Mengingat tingkat bunuh diri yang sangat tinggi untuk pasien dengan anoreksia
navosa, beberapa presentasi mereka akan serupa dengan pasien psikiatrik lain yang
memerlukan rawat inap segera untuk stabilisasi dan keselamatan (American Psychiatric
Association 2006):
• bunuh diri parah dengan kematian atau niat tinggi (yang dalam situasi apa pun
memerlukan rawat inap).
• Kemampuan yang memburuk untuk mengontrol muntah yang diinduksi sendiri,
peningkatan makan berlebihan, penggunaan diuretik, dan penggunaan katartik yang
dapat dianggap mengancam jiwa.
• Perubahan berat badan terkait perubahan atau perubahan status mental akibat gejala
memburuknya suasana hati, bunuh diri, atau dekompensasi psikotik.
• Keasyikan dengan berat dan / atau citra tubuh, disertai dengan penolakan makan, atau
pikiran obsesif tentang citra atau berat badan yang menyebabkan pasien tidak
kooperatif dengan perawatan dan memerlukan pengaturan yang sangat terstruktur
untuk rehabilitasi.

Presentasi lain mungkin tidak menjamin rawat inap di rumah sakit tergantung pada
keseluruhan gambaran klinis dan evaluasi psikiatris penuh (American Psikiater
Association 2006):
• Penurunan berat badan yang cepat atau stabil dan / atau total berat badan <85% dari
berat badan normal yang sehat. Anak-anak di bawah persentil ke-5 dianggap kurus.

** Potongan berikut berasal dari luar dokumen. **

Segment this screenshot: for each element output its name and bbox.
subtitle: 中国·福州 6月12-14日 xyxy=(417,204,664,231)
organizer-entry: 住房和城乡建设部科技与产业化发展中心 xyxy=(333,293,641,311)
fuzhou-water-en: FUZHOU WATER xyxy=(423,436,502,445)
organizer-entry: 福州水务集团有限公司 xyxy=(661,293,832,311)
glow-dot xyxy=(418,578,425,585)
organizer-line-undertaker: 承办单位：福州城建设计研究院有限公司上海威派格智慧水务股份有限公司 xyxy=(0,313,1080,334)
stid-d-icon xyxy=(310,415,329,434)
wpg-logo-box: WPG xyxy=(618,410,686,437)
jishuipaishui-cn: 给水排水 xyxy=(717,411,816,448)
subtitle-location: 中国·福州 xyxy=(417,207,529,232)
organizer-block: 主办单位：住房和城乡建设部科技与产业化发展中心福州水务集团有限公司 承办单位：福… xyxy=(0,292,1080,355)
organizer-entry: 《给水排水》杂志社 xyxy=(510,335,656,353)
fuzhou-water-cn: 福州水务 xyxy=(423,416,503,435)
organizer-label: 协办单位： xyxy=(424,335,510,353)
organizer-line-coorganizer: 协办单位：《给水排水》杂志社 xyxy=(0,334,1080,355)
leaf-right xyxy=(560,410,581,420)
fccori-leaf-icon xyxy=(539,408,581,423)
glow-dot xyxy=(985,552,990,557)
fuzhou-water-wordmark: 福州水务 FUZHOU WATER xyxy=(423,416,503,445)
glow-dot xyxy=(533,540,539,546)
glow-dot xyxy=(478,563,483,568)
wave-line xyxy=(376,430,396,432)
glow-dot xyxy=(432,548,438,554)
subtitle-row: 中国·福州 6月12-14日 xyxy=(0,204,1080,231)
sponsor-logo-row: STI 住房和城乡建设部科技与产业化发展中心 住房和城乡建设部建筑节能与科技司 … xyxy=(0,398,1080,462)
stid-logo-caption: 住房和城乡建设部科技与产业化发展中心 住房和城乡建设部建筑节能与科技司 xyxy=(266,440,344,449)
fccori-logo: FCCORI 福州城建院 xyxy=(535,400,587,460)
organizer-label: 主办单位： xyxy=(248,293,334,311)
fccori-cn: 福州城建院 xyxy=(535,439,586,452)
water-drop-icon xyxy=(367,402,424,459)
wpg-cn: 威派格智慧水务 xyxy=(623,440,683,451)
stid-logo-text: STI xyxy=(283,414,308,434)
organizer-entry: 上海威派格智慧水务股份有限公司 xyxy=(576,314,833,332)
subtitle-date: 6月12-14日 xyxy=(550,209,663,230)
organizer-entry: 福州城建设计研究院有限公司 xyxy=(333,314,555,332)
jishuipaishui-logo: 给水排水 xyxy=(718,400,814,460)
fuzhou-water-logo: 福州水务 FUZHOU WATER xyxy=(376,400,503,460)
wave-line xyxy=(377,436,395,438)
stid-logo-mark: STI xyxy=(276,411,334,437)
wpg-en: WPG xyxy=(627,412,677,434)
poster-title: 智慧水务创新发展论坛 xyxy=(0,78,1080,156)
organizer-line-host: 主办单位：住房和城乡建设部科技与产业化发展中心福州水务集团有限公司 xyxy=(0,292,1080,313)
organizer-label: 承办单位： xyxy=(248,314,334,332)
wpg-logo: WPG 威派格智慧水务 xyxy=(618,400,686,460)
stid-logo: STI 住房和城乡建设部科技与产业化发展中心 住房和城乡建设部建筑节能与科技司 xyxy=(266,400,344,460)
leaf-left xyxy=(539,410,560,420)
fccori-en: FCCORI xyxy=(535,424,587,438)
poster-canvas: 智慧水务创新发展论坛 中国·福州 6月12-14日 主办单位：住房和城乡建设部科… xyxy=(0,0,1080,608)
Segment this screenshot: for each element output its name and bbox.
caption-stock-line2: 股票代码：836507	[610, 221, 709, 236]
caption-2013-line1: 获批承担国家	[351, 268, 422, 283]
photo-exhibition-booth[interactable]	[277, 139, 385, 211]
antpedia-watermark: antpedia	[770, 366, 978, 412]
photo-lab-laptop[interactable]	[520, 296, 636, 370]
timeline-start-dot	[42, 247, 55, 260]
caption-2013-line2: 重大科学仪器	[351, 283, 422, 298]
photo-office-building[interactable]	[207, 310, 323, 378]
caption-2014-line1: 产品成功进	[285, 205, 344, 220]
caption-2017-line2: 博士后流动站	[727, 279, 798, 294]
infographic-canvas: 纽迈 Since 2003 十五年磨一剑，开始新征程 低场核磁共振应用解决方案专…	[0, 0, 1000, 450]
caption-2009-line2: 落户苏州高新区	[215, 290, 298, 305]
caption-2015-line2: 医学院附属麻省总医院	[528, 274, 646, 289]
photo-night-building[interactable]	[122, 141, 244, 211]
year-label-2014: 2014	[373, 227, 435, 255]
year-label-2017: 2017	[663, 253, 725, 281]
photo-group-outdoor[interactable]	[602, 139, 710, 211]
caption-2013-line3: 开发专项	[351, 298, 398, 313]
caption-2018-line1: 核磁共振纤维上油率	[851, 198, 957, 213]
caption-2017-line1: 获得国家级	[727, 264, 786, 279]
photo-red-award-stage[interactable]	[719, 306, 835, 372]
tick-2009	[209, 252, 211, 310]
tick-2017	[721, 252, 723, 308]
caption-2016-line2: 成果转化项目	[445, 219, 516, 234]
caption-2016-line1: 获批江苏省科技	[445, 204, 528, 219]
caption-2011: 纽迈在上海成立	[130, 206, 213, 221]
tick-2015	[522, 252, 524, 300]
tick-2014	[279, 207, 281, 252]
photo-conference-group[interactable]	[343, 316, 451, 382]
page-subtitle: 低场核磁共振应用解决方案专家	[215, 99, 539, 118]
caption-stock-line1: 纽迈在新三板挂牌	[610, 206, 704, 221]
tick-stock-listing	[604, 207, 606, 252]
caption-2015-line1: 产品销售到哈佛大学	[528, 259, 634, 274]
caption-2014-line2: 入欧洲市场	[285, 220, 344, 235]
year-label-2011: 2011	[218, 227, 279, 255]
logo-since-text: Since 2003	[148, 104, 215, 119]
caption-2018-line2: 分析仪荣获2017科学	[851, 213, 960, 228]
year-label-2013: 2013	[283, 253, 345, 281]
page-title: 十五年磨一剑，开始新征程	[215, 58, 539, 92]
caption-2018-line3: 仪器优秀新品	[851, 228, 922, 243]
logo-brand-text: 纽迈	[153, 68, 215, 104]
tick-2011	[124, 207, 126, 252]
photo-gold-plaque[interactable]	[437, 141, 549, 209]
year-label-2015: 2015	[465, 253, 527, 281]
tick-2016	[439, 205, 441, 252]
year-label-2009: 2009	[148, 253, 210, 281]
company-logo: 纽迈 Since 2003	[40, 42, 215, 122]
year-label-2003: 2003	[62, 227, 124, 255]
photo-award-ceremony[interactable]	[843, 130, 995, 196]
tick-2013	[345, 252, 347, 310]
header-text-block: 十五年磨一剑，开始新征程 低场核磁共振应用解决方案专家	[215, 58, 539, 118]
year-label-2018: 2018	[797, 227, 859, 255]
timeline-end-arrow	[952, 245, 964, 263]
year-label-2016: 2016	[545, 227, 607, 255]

Namun, faktor-faktor lain, seperti otot abnormal, status kerangka tubuh, sembelit, dan
pemuatan cairan, akan memengaruhi hasil ini dan mungkin menyesatkan. Selain itu,
BMI individu tertentu mungkin lebih baik dipahami menurut kelompok etnis (Lear et
al. 2003).
• Gangguan metabolisme, termasuk hipofosfatemia, hiponatremia, hipokalemia, atau
hipomagnesemia; nitrogen urea darah tinggi dalam konteks fungsi ginjal normal.
• Gangguan hemodinamik pada anak-anak dan remaja: denyut jantung di usia 40-an;
perubahan ortostatik (> 20 bpm peningkatan denyut jantung atau> 10-20 mm Hg
drop); tekanan darah di bawah 80/50 mm Hg.